MADISON, Wis. (Legal Newsline) - A coalition of Wisconsin voters want a federal lawsuit filed by state Supreme Court Chief Justice Shirley Abrahamson to be dismissed.




 




“The office of chief justice of the Supreme Court of Wisconsin is not Justice Abrahamson’s personal property,” David B. Rivkin Jr., lead attorney for BakerHostetler LLP, said in a statement. The Washington, D.C., firm is representing the citizens.




 




The voters -- Chris Kliesmet, Orville Seymer, Chris Martinson, Vincient Schmuki and Dara Maillette -- filed motions to intervene and dismiss Monday.




According to the motions, the voters support the implementation of the amendment, which changes the method by which the state’s chief justice is selected, “without delay.”




 




“Movant-intervenors have the very same interest in implementation of the Amendment that Plaintiff Voters claim in Justice Shirley Abrahamson’s retention of the title of Chief Justice, their interest in implementing the amendment without delay would be impaired by a judgment in favor of plaintiffs, and that interest may not be adequately represented by the State of Wisconsin,” they wrote.




 




The amendment, approved by voters April 7, gives the high court’s justices the power to elect a chief justice for a term of two years.
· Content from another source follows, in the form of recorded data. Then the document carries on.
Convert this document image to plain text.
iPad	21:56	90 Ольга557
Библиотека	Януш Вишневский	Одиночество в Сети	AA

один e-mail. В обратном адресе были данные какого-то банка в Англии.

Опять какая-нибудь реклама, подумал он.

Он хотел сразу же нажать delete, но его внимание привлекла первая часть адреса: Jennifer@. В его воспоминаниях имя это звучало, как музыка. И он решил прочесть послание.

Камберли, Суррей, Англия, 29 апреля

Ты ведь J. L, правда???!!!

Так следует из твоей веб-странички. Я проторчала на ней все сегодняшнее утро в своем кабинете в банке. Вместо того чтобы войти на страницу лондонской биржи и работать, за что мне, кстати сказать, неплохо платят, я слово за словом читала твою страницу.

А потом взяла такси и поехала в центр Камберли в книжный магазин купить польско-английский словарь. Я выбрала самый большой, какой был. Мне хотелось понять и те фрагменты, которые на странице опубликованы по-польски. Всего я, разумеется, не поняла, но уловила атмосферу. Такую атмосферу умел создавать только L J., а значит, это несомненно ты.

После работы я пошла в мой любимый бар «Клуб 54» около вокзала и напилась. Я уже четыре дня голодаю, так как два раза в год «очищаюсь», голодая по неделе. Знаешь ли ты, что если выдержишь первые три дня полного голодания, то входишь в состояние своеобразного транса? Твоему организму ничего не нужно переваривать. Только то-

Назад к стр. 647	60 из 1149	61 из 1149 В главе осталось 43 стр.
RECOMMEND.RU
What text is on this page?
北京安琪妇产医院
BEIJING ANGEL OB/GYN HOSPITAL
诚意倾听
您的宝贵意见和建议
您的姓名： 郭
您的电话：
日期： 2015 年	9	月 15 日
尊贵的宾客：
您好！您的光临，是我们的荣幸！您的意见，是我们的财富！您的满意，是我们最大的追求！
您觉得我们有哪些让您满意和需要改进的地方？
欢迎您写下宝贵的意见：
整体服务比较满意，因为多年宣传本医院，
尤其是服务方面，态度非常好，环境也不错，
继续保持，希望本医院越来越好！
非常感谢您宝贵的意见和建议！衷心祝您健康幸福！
The nonpartisan Government Accountability Board is expected to certify the vote at its April 29 meeting.




 




Wisconsin was one of a handful of states where the most experienced, or tenured, justice serves as chief justice. In most states, justices vote on who will head the court.




 




Abrahamson has been chief justice since 1996. She was first elected to the court in 1979, and her current term expires in 2019.




 




State officials have speculated that the amendment will apply retroactively and be implemented immediately, before the end of Abrahamson’s term.




 




Abrahamson argues in her lawsuit, filed in the U.S. District Court for the Western District of Wisconsin Wednesday, that the change cannot be implemented until a “naturally-occurring” vacancy occurs.




 




The chief justice also argues that retroactive application of the new amendment raises “profound issues” of due process and equal protection.




 




It also would mean she would suffer a $8,000 pay cut.




 




“If the Court grants plaintiffs’ request for a declaration and injunction prohibiting the new amendment from taking effect because it would dilute the value of their 2009 votes, the Court would at the same time disfranchise and dilute the votes of the hundreds of thousands of Wisconsin residents who, like Movant-Intervenors, voted ‘yes’ on Question 1 with the expectation that it would allow the justices of the Wisconsin Supreme Court to choose their own leader according to its terms,” the voters wrote in their motions.




 




They went as far as calling Abrahamson’s lawsuit “frivolous.”




 




“The Wisconsin legislature and Wisconsin voters knew what they were voting for, and it wasn’t to extend by four more years the broken seniority-based selection system that they sought to consign to the ash heap of history,” the voters wrote.




 




“Consistent with the requirements of Wisconsin law, their will should be given full and immediate effect.”